For Drevno, having a solid base with Smith, Johnson and Isaac along with the freshmen, gives him and Wheatley options to help the running game evolve.

“They’ve all brought something to the table,” Drevno said. “It’s really neat to see that and you have some depth there, which makes it nice. You can rotate guys through.”

Harbaugh not after headlines

Jim Harbaugh has made plenty of headlines since becoming head coach at Michigan, but he said that has not been by design.

Harbaugh appeared on “The Huge Show,” syndicated across Michigan, on Wednesday to preview the spring game on Friday at Michigan Stadium. Several players and assistant coaches also were interviewed.

He was asked if he was surprised by all the headlines he has generated.

“It’s irrelevant,” Harbaugh said. “We don’t strive for that.

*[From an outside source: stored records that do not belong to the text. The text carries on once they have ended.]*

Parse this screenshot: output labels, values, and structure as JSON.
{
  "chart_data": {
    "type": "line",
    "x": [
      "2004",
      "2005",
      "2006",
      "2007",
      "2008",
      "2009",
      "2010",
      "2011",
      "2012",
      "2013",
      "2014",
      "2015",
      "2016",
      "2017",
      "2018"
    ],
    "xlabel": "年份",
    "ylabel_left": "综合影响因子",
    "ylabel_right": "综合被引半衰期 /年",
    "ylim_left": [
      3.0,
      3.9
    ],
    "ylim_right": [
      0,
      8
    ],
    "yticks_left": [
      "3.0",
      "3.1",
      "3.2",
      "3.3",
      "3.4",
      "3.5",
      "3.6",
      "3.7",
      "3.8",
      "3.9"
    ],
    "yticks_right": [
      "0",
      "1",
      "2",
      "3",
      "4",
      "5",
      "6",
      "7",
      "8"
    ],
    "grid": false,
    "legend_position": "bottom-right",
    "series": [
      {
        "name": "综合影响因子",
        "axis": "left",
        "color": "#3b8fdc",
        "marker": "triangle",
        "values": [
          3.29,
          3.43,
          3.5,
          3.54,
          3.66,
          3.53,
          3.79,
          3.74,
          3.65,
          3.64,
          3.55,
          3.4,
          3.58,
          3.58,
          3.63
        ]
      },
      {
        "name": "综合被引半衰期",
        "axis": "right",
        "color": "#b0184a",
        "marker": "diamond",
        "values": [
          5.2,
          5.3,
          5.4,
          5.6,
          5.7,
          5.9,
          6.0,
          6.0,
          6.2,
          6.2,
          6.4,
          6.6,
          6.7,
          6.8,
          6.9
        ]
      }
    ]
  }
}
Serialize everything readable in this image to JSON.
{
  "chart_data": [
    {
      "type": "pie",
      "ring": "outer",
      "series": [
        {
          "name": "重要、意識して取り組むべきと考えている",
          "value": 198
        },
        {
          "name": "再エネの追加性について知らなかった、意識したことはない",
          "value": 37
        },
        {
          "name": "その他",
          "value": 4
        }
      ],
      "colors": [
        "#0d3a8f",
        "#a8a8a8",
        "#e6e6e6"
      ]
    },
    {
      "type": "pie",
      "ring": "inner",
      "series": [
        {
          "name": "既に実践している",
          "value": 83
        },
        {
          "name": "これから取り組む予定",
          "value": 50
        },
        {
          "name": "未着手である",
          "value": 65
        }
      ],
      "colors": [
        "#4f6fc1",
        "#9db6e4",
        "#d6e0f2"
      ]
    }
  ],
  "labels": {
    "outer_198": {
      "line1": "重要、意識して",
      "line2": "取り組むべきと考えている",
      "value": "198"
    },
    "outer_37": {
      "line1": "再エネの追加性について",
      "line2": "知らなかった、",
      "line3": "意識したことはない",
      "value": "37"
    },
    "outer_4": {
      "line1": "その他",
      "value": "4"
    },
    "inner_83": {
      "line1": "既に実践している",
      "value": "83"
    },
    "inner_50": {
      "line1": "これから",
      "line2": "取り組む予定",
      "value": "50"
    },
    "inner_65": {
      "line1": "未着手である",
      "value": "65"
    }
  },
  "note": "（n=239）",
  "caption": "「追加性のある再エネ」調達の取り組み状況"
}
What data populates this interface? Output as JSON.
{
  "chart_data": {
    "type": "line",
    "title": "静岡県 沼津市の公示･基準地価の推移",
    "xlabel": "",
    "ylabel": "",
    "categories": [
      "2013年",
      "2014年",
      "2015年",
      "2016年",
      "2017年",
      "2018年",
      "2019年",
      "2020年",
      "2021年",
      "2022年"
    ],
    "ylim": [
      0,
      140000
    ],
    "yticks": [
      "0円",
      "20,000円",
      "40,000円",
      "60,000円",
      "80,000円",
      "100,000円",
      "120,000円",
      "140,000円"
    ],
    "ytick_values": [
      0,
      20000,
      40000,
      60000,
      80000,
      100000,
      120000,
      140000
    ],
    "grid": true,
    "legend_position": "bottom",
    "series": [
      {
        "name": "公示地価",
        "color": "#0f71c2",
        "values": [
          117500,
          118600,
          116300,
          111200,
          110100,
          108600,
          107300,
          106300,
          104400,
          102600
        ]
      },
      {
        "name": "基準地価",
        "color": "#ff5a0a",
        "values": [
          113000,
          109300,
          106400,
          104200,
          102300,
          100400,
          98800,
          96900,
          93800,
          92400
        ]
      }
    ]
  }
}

We don’t set a goal. We’re not trying to impress the media. We’re trying to impress the teams we play.”

Harbaugh also reiterated how much he has enjoyed coaching his alma mater.

“Definitely enthusiastic, happy, very blessed to be doing a job I love to do,” he said. “Have an infinite amount of gratitude for that. We’re chasing our dream and actually living our dream.”

Jeff Gordon visits Michigan

Retired four-time NASCAR series champion Jeff Gordon was on campus Wednesday to help announce a research partnership involving Axalta, U-M and Hendrick Motorsports, and he stopped by Harbaugh’s office and visited with Michigan softball coach Carol Hutchins and her team.

Very appropriately, Tera Blanco, who wears No. 24, presented Gordon, who drove the 24 car, with a Michigan softball T-shirt.

Salary released

New Michigan defensive backs assistant Brian Smith, who played and worked for Michigan defensive coordinator Don Brown when he was at UMass, will make $150,000 this year, according to information released Wednesday and obtained by The Detroit News through an open records request.

Smith’s contract, however, is not yet available. He joined Michigan’s staff after working as the Philadelphia Eagles’ assistant linebackers coach.

“He was a tremendous player, a tremendous leader,” Brown said Tuesday night when asked about working with Smith. “Won a (FCS) national championship as a player and helped me coach a team that went to the national championship. I’m glad to be back with him. He’s a great dude.”